Adolf Hitler
The United Nations Commission for war crimes in March 1945 brought correspondence accusations Fuhrer of the Third Reich Adolf Hitler. According to The Independent, this is the conclusion made by the author of the book Human Rights After Hitler (“human Rights after Hitler”) is a British academic Dan Plesch. The Commission, which appeared in 1943, by order of the governments of the coalition, was to collect evidence of Nazi war crimes.
The charges were filed based on the document from 1944, in which the Czechoslovak government in exile declared that Hitler and his closest associates — the Deputy of the Fuehrer in the Nazi party Rudolf Hess and the reichsfuehrer SS Heinrich Himmler — were responsible for criminal acts.

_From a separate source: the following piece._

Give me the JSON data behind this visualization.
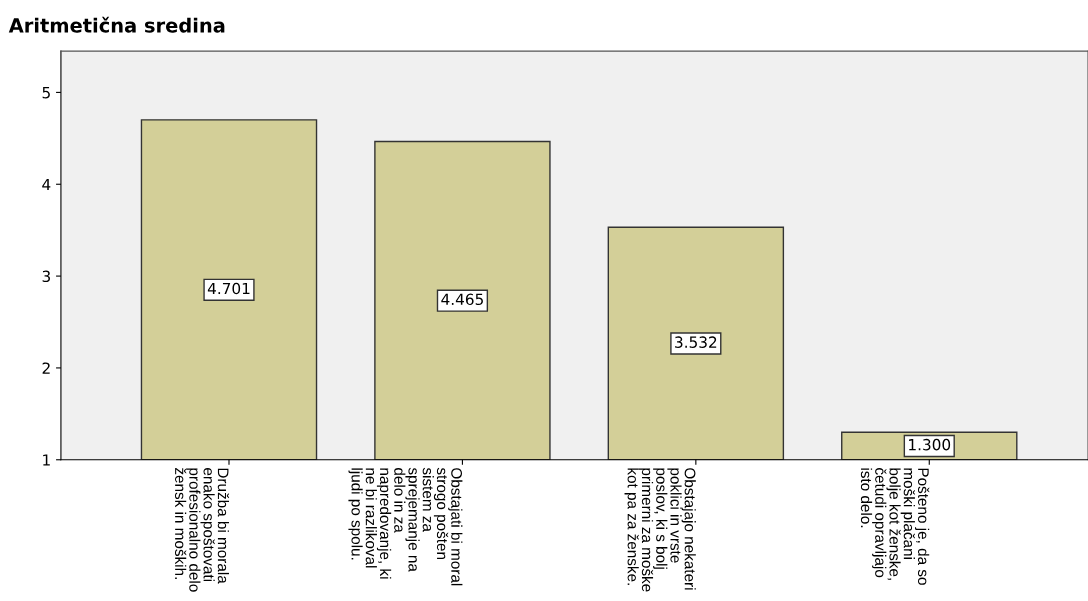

In addition, Plesch, referring to the legally confirmed documents and records of conversations with victims of torture, says that the US and UK knew about the existence of death camps in the first years of the Second world war, however, “practically did nothing to stop mass murder.”
In the work of British academician noted that the countries of anti-Hitler coalition became aware of the scale of the Holocaust for two and a half years earlier than commonly believed, but did almost nothing until the end of the war, when they liberated prisoners of concentration camps.
The Holocaust — the mass persecution and extermination of Jews in Nazi Germany and occupied territories. The number of victims is estimated at six million.
Hitler committed suicide on 30 April 1945, Himmler on 23 may of the same year. Hess at the Nuremberg trials was sentenced to life imprisonment and died in 1987.